Supplementary information files for Development of a rapid, in-situ analysis method using sheath-flow probe electrospray ionisation-mass spectrometry for the direct identification of cocaine metabolites in dried blood spots

Supplementary files for article Development of a rapid, in-situ analysis method using sheath-flow probe electrospray ionisation-mass spectrometry for the direct identification of cocaine metabolites in dried blood spots Rationale Small amounts of biofluid samples are frequently found at crime scenes; however, existing gold standard methods such as LC–MS frequently require destructive extraction of the sample before a time-consuming analysis which puts strain on forensic analysis providers and can preclude further sample analysis. This study presents the application of sheath-flow probe electrospray ionization-mass spectrometry (sfPESI–MS) to the direct analysis of drug metabolites in dried blood spots (DBS) as a high throughput, minimally destructive alternative. Methods A rapid direct analysis method using a sfPESI ionisation source coupled to an Orbitrap Exactive mass spectrometer was applied to detect cocaine metabolites (benzoylecgonine, BZE, cocaethylene, CE, and ecgonine methyl ester, EME) from DBS. An optimisation study exploring the use of different chemical modifiers (formic acid and sodium acetate) in the sfPESI probe extraction solvent was conducted to enhance the sensitivity and reproducibility of the sfPESI–MS method. Results Optimisation of the extraction solvent significantly enhanced the sensitivity and reproducibility of the sfPESI–MS method. A quantitative response over a five-point calibration range 0.5 to 10 μg/ml was obtained for BZE (R2 = 0.9979) and CE (R2 = 0.9948). Limits of detection (LOD) of 1.31, 0.29 and 0.15 μg/ml were achieved for EME, BZE and CE, respectively, from 48 h aged DBSs with % RSD (relative standard deviation) across the calibration range ranging between 19%–28% for [BZE + H]+, 13%–21% for [CE + H]+ and 12%–29% for [EME + H]+. Conclusions A rapid (< 20 s) quantitative method for the direct analysis of cocaine metabolites from DBS which requires no prior sample preparation was developed. Although the LOD achieved for BZE (LOD: 0.29 μg/ml) was above the UK threshold limit of exposure for drug driving (0.05 μg/ml), the method may be suitable for use in identifying overdose in forensic analysis.

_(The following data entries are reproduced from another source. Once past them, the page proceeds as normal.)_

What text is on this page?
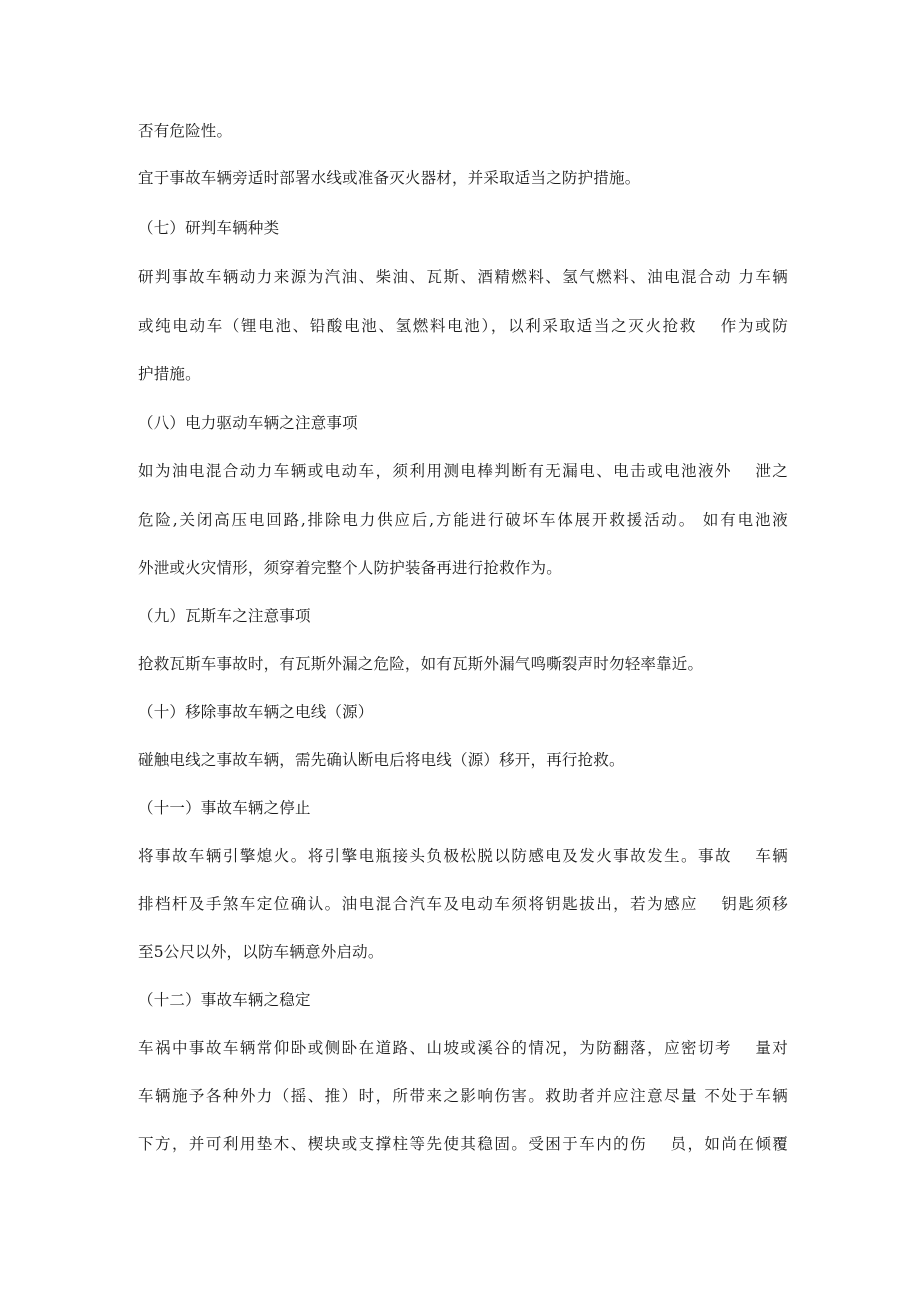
否有危险性。
宜于事故车辆旁适时部署水线或准备灭火器材，并采取适当之防护措施。
（七）研判车辆种类
研判事故车辆动力来源为汽油、柴油、瓦斯、酒精燃料、氢气燃料、油电混合动 力车辆
或纯电动车（锂电池、铅酸电池、氢燃料电池），以利采取适当之灭火抢救　 作为或防
护措施。
（八）电力驱动车辆之注意事项
如为油电混合动力车辆或电动车，须利用测电棒判断有无漏电、电击或电池液外　 泄之
危险,关闭高压电回路,排除电力供应后,方能进行破坏车体展开救援活动。 如有电池液
外泄或火灾情形，须穿着完整个人防护装备再进行抢救作为。
（九）瓦斯车之注意事项
抢救瓦斯车事故时，有瓦斯外漏之危险，如有瓦斯外漏气鸣嘶裂声时勿轻率靠近。
（十）移除事故车辆之电线（源）
碰触电线之事故车辆，需先确认断电后将电线（源）移开，再行抢救。
（十一）事故车辆之停止
将事故车辆引擎熄火。将引擎电瓶接头负极松脱以防感电及发火事故发生。事故　 车辆
排档杆及手煞车定位确认。油电混合汽车及电动车须将钥匙拔出，若为感应　 钥匙须移
至5公尺以外，以防车辆意外启动。
（十二）事故车辆之稳定
车祸中事故车辆常仰卧或侧卧在道路、山坡或溪谷的情况，为防翻落，应密切考　 量对
车辆施予各种外力（摇、推）时，所带来之影响伤害。救助者并应注意尽量 不处于车辆
下方，并可利用垫木、楔块或支撑柱等先使其稳固。受困于车内的伤　 员，如尚在倾覆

关于使用鞘流探针电喷雾电离-质谱法快速原位分析干血斑中可卡因代谢物的补充文件 研究缘起 在犯罪现场，生物流体样本的微量存在是常见的；然而，现有的金标准方法如液相色谱-质谱法，通常需要在对样品进行耗时分析之前进行破坏性提取，这给法医分析服务提供商带来了压力，并可能阻止进一步的样本分析。本研究展示了鞘流探针电喷雾电离-质谱法（sfPESI-MS）在干血斑（DBS）中直接分析药物代谢物（苯甲酰伪麻黄碱，BZE，可卡因乙酯，CE，以及伪麻黄碱甲酯，EME）的应用，作为一种高吞吐量、最小破坏性的替代方案。 研究方法 将sfPESI电离源与Orbitrap Exactive质谱仪相连的快速直接分析方法应用于从DBS中检测可卡因代谢物。进行了一项优化研究，探讨在sfPESI探针提取溶剂中不同化学修饰剂（甲酸和醋酸钠）的使用，以提高sfPESI-MS方法的灵敏度和重现性。 研究结果 提取溶剂的优化显著提高了sfPESI-MS方法的灵敏度和重现性。在BZE（R²=0.9979）和CE（R²=0.9948）的五个点校准范围内获得了定量响应，范围为0.5至10 μg/ml。对于EME、BZE和CE，分别从48小时老化的DBS中达到了检测限（LOD）为1.31、0.29和0.15 μg/ml，校准范围内的相对标准偏差（% RSD）分别为[BZE+H]+的19%–28%，[CE+H]+的13%–21%，以及[EME+H]+的12%–29%。 研究结论 开发了一种快速（< 20秒）的定量方法，用于直接分析干血斑中的可卡因代谢物，无需预先准备样品。尽管BZE的检测限（LOD：0.29 μg/ml）高于英国药物驾驶的暴露阈值（0.05 μg/ml），但该方法可能适用于法医分析中识别药物过量。